Über die Linzer Landstraße, hier auf Höhe der Spittelwiese, ging die Reise weiter. Foto: ÖNB

Der Einzug der „neuen“ Pummerin in Wien

Am 26. April 1952 erfolgte der feierliche Einzug der Pummerin in Wien. Die neue Glocke, die in St. Florian bei Linz gegossen und somit aus Oberösterreich kommend, eine wahre Triumphfahrt vom Linzer Landhaus an der Promenade weg entlang der Linzer Landstraße nach Enns, über Amstetten und Melk bis nach Wien hinter sich gebracht hatte, wurde von Trachtengruppen und Fahnenträgern begleitet.
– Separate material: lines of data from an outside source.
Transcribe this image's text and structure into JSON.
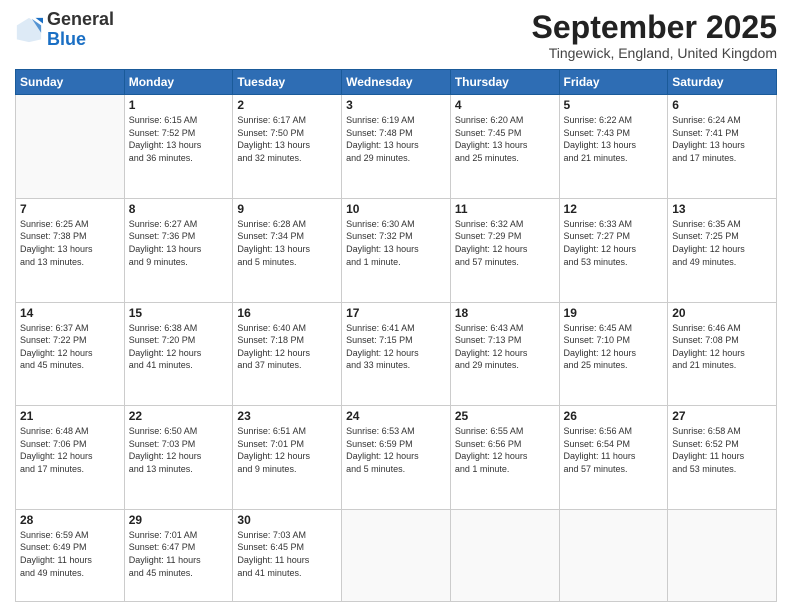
{
  "logo": {
    "general": "General",
    "blue": "Blue"
  },
  "header": {
    "month": "September 2025",
    "location": "Tingewick, England, United Kingdom"
  },
  "days_of_week": [
    "Sunday",
    "Monday",
    "Tuesday",
    "Wednesday",
    "Thursday",
    "Friday",
    "Saturday"
  ],
  "weeks": [
    [
      {
        "day": "",
        "info": ""
      },
      {
        "day": "1",
        "info": "Sunrise: 6:15 AM\nSunset: 7:52 PM\nDaylight: 13 hours\nand 36 minutes."
      },
      {
        "day": "2",
        "info": "Sunrise: 6:17 AM\nSunset: 7:50 PM\nDaylight: 13 hours\nand 32 minutes."
      },
      {
        "day": "3",
        "info": "Sunrise: 6:19 AM\nSunset: 7:48 PM\nDaylight: 13 hours\nand 29 minutes."
      },
      {
        "day": "4",
        "info": "Sunrise: 6:20 AM\nSunset: 7:45 PM\nDaylight: 13 hours\nand 25 minutes."
      },
      {
        "day": "5",
        "info": "Sunrise: 6:22 AM\nSunset: 7:43 PM\nDaylight: 13 hours\nand 21 minutes."
      },
      {
        "day": "6",
        "info": "Sunrise: 6:24 AM\nSunset: 7:41 PM\nDaylight: 13 hours\nand 17 minutes."
      }
    ],
    [
      {
        "day": "7",
        "info": "Sunrise: 6:25 AM\nSunset: 7:38 PM\nDaylight: 13 hours\nand 13 minutes."
      },
      {
        "day": "8",
        "info": "Sunrise: 6:27 AM\nSunset: 7:36 PM\nDaylight: 13 hours\nand 9 minutes."
      },
      {
        "day": "9",
        "info": "Sunrise: 6:28 AM\nSunset: 7:34 PM\nDaylight: 13 hours\nand 5 minutes."
      },
      {
        "day": "10",
        "info": "Sunrise: 6:30 AM\nSunset: 7:32 PM\nDaylight: 13 hours\nand 1 minute."
      },
      {
        "day": "11",
        "info": "Sunrise: 6:32 AM\nSunset: 7:29 PM\nDaylight: 12 hours\nand 57 minutes."
      },
      {
        "day": "12",
        "info": "Sunrise: 6:33 AM\nSunset: 7:27 PM\nDaylight: 12 hours\nand 53 minutes."
      },
      {
        "day": "13",
        "info": "Sunrise: 6:35 AM\nSunset: 7:25 PM\nDaylight: 12 hours\nand 49 minutes."
      }
    ],
    [
      {
        "day": "14",
        "info": "Sunrise: 6:37 AM\nSunset: 7:22 PM\nDaylight: 12 hours\nand 45 minutes."
      },
      {
        "day": "15",
        "info": "Sunrise: 6:38 AM\nSunset: 7:20 PM\nDaylight: 12 hours\nand 41 minutes."
      },
      {
        "day": "16",
        "info": "Sunrise: 6:40 AM\nSunset: 7:18 PM\nDaylight: 12 hours\nand 37 minutes."
      },
      {
        "day": "17",
        "info": "Sunrise: 6:41 AM\nSunset: 7:15 PM\nDaylight: 12 hours\nand 33 minutes."
      },
      {
        "day": "18",
        "info": "Sunrise: 6:43 AM\nSunset: 7:13 PM\nDaylight: 12 hours\nand 29 minutes."
      },
      {
        "day": "19",
        "info": "Sunrise: 6:45 AM\nSunset: 7:10 PM\nDaylight: 12 hours\nand 25 minutes."
      },
      {
        "day": "20",
        "info": "Sunrise: 6:46 AM\nSunset: 7:08 PM\nDaylight: 12 hours\nand 21 minutes."
      }
    ],
    [
      {
        "day": "21",
        "info": "Sunrise: 6:48 AM\nSunset: 7:06 PM\nDaylight: 12 hours\nand 17 minutes."
      },
      {
        "day": "22",
        "info": "Sunrise: 6:50 AM\nSunset: 7:03 PM\nDaylight: 12 hours\nand 13 minutes."
      },
      {
        "day": "23",
        "info": "Sunrise: 6:51 AM\nSunset: 7:01 PM\nDaylight: 12 hours\nand 9 minutes."
      },
      {
        "day": "24",
        "info": "Sunrise: 6:53 AM\nSunset: 6:59 PM\nDaylight: 12 hours\nand 5 minutes."
      },
      {
        "day": "25",
        "info": "Sunrise: 6:55 AM\nSunset: 6:56 PM\nDaylight: 12 hours\nand 1 minute."
      },
      {
        "day": "26",
        "info": "Sunrise: 6:56 AM\nSunset: 6:54 PM\nDaylight: 11 hours\nand 57 minutes."
      },
      {
        "day": "27",
        "info": "Sunrise: 6:58 AM\nSunset: 6:52 PM\nDaylight: 11 hours\nand 53 minutes."
      }
    ],
    [
      {
        "day": "28",
        "info": "Sunrise: 6:59 AM\nSunset: 6:49 PM\nDaylight: 11 hours\nand 49 minutes."
      },
      {
        "day": "29",
        "info": "Sunrise: 7:01 AM\nSunset: 6:47 PM\nDaylight: 11 hours\nand 45 minutes."
      },
      {
        "day": "30",
        "info": "Sunrise: 7:03 AM\nSunset: 6:45 PM\nDaylight: 11 hours\nand 41 minutes."
      },
      {
        "day": "",
        "info": ""
      },
      {
        "day": "",
        "info": ""
      },
      {
        "day": "",
        "info": ""
      },
      {
        "day": "",
        "info": ""
      }
    ]
  ]
}
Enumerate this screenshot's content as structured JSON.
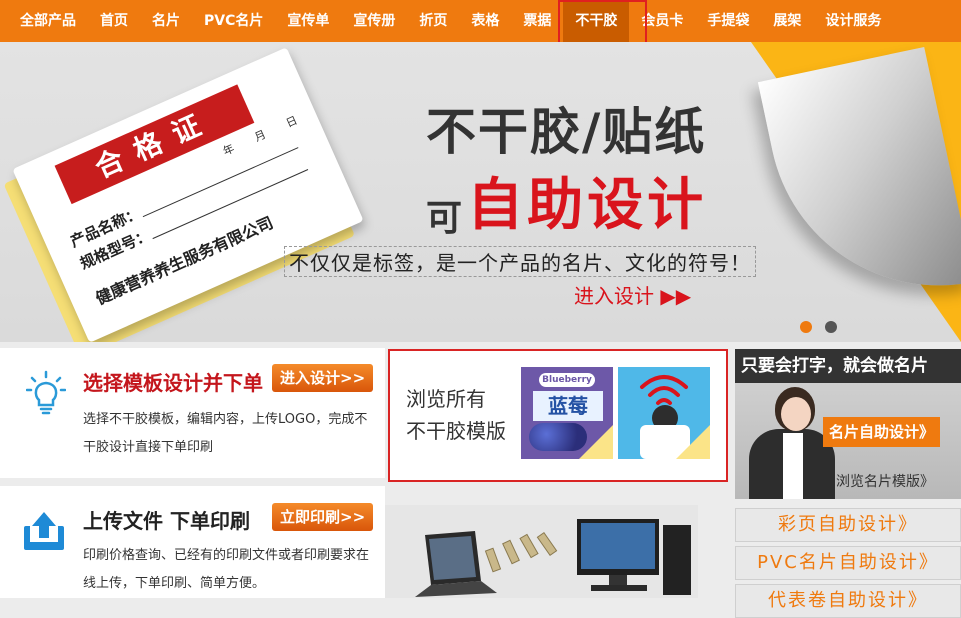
{
  "nav": {
    "items": [
      {
        "label": "全部产品"
      },
      {
        "label": "首页"
      },
      {
        "label": "名片"
      },
      {
        "label": "PVC名片"
      },
      {
        "label": "宣传单"
      },
      {
        "label": "宣传册"
      },
      {
        "label": "折页"
      },
      {
        "label": "表格"
      },
      {
        "label": "票据"
      },
      {
        "label": "不干胶",
        "active": true
      },
      {
        "label": "会员卡"
      },
      {
        "label": "手提袋"
      },
      {
        "label": "展架"
      },
      {
        "label": "设计服务"
      }
    ]
  },
  "banner": {
    "title": "不干胶/贴纸",
    "sub_small": "可",
    "sub_big": "自助设计",
    "slogan": "不仅仅是标签，是一个产品的名片、文化的符号！",
    "enter": "进入设计 ▶▶",
    "certificate": {
      "header": "合格证",
      "line1": "产品名称：",
      "line2": "规格型号：",
      "date": "年 月 日",
      "company": "健康营养养生服务有限公司"
    }
  },
  "select_panel": {
    "title": "选择模板设计并下单",
    "button": "进入设计>>",
    "desc": "选择不干胶模板，编辑内容，上传LOGO，完成不干胶设计直接下单印刷"
  },
  "browse_panel": {
    "line1": "浏览所有",
    "line2": "不干胶模版",
    "thumb1": {
      "label": "Blueberry",
      "title": "蓝莓"
    }
  },
  "upload_panel": {
    "title": "上传文件 下单印刷",
    "button": "立即印刷>>",
    "desc": "印刷价格查询、已经有的印刷文件或者印刷要求在线上传，下单印刷、简单方便。"
  },
  "right": {
    "header": "只要会打字，就会做名片",
    "button": "名片自助设计》",
    "link": "浏览名片模版》",
    "items": [
      {
        "label": "彩页自助设计》"
      },
      {
        "label": "PVC名片自助设计》"
      },
      {
        "label": "代表卷自助设计》"
      }
    ]
  },
  "colors": {
    "nav_bg": "#ef7a0f",
    "accent_red": "#d9141c",
    "peel_yellow": "#fbb515"
  }
}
Es sei an dieser Stelle auch erwähnt, dass Österreich damals noch von den Siegermächten besetzt und in vier Zonen aufgeteilt war.

In St. Florian, Linz und Oberösterreich beispielsweise „regiertendie Amerikaner, in Niederösterreich und Wien die Russen. Nichtsdestotrotz öffnete der „Iwan“ bei Enns und der Zonengrenze gefällig seinen Schlagbaum und wollte der weiteren Reise dieses Fest-Zuges nicht mit einem “Njet” im Wege stehen.

Der Oberösterreichische Landeshauptmann Heinrich Gleißner überbrachte die Glocke, auf die Franz Karl Ginzkey seine „Hymne auf die Pummerin“ verfasste. Kardinal Innitzer weihte das gute Stück ein.

Auf der Wiener Straße näherte sich der Fest-Zug dem Stift Melk in Niederösterreich. Foto: ÖNB

Seitlich auf einem Gerüst wurde nun die über 20 Tonnen schwere und größte Glocke Österreichs hochgezogen. Tags darauf, am 27. April 1952 zelebrierte der Kardinal ein Pontifikalamt im renovierten Albertinischen Chor. Die „neue“ Pummerin erklang somit zum ersten Mal.

Es antworteten vermittelt vom Vatikansender die Glocken des Petersdorms in Rom. Papst Pius XII. sprach nun in deutscher Sprache zu den Gläubigen in Wien und in Österreich und übermittelte Gruß- und Segensworte.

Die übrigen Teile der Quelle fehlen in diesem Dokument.